Closed JordanMarr closed 1 year ago

JordanMarr commented 1 year ago

Rather than having separate packages:

It seems like it would be more convenient to just have one package to rule them all:

Since it's a dotnet tool that isn't included directly as a sln project, it shouldn't really matter if it references multiple db provider packages. It would also reduce the amount of project maintenance in terms of conditional dependencies to tweak during .NET version upgardes, versions to set when deploying, duplicate info on the readme page, etc.

The downside would be fairly minimal (swapping to new tool and removing - from the command name).

Am I overlooking any big issues with this approach?

JordanMarr commented 1 year ago

Still can't decide on whether to consolidate the generator tools into one. ping @MangelMaxime: do you have an opinion on this?

MangelMaxime commented 1 year ago

Hello @JordanMarr thanks for the ping.

I think for a CLI tool both approach are valid. However, as a maintainer I know the cost of having several times the same project to maintain and it can be a real pain.

Looking at you Fulma and your 15 packages 😅.

When you make a change on a dependency you need to make it happens everywhere and change all the changelog which are out of sync because they have different versions etc.

All that to say, having a single package is probably the path to an easier maintenance over time.

Since it's a dotnet tool that isn't included directly as a sln project, it shouldn't really matter if it references multiple db provider packages.

Reading this question made me think of Grate.
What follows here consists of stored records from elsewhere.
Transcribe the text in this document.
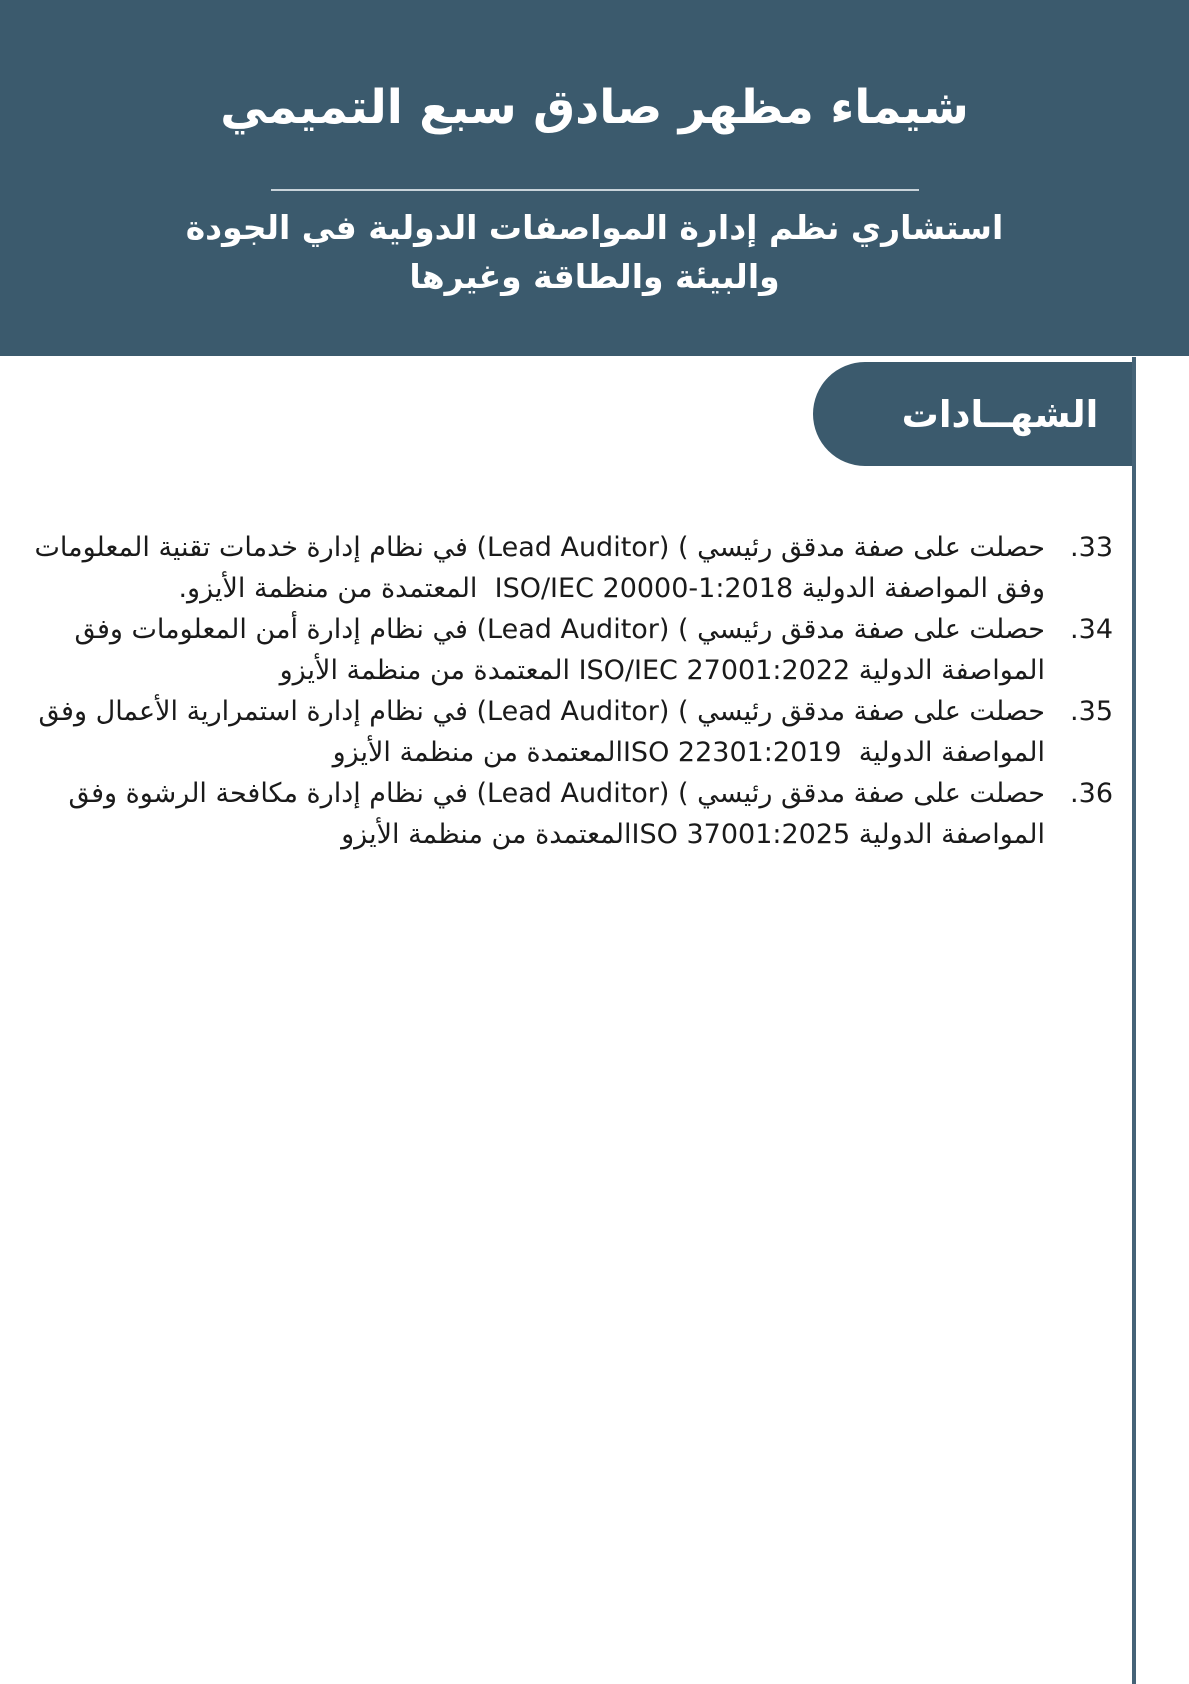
شيماء مظهر صادق سبع التميمي
استشاري نظم إدارة المواصفات الدولية في الجودة
والبيئة والطاقة وغيرها
الشهــادات
33.
حصلت على صفة مدقق رئيسي ) (Lead Auditor) في نظام إدارة خدمات تقنية المعلومات
وفق المواصفة الدولية ISO/IEC 20000-1:2018  المعتمدة من منظمة الأيزو.
34.
حصلت على صفة مدقق رئيسي ) (Lead Auditor) في نظام إدارة أمن المعلومات وفق
المواصفة الدولية ISO/IEC 27001:2022 المعتمدة من منظمة الأيزو
35.
حصلت على صفة مدقق رئيسي ) (Lead Auditor) في نظام إدارة استمرارية الأعمال وفق
المواصفة الدولية  ISO 22301:2019المعتمدة من منظمة الأيزو
36.
حصلت على صفة مدقق رئيسي ) (Lead Auditor) في نظام إدارة مكافحة الرشوة وفق
المواصفة الدولية ISO 37001:2025المعتمدة من منظمة الأيزو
This is a SQL scripts migration runner written using .NET and it supports different database at the same time.

You can see here that it depends on different provider/connectors packages.

While skipping really really fast through the code I didn't see any obvious hacks/limitations coming from the multiple provider thing.

Personally, I prefer the readability/typing experience of dotnet sqlhydra mssql. And from a user point of view, I think having a CLI lower entry cost as the user have one less decision to make.

After writing the end of my comment, I guess I am leaning toward the single CLI if there are no major hacks/complexity to add in the code base.

JordanMarr commented 1 year ago

I appreciate your thoughtful analysis.

Another thing that I kind of regretted was that I don't think I needed to explicitly add a net7 target framework. I did so on request, but in hindsight, I think net6 would have worked for both, since I wasn't utilizing any new features. Between the multiple packages and multiple target frameworks (net5-net7), it makes testing and deployment take a really long time. Consolidating would allow me to target only net6. (Dropping net5 will remove a lot of conditional code that supports the new DateOnly and TimeOnly types that were added in net6.)

MangelMaxime commented 1 year ago

I never quite understood how version compatibility worked in .NET but I think in general it is best to stay on LTS unless you are using a new feature.

Following this rule, it also detect when to drop support for old version when they come to end of life. Problem, is that sometimes if you support all LTS you would still end up with multi frameworks because LTS supports always (I think) overlap for 1 year.

it makes testing and deployment take a really long time.

I am not too much concern about deployment taking a long time as you can do something else during that time.

But for testing, depending how it is done indeed this can be annoying. Especially, if not everything is automated and you have to do it manually.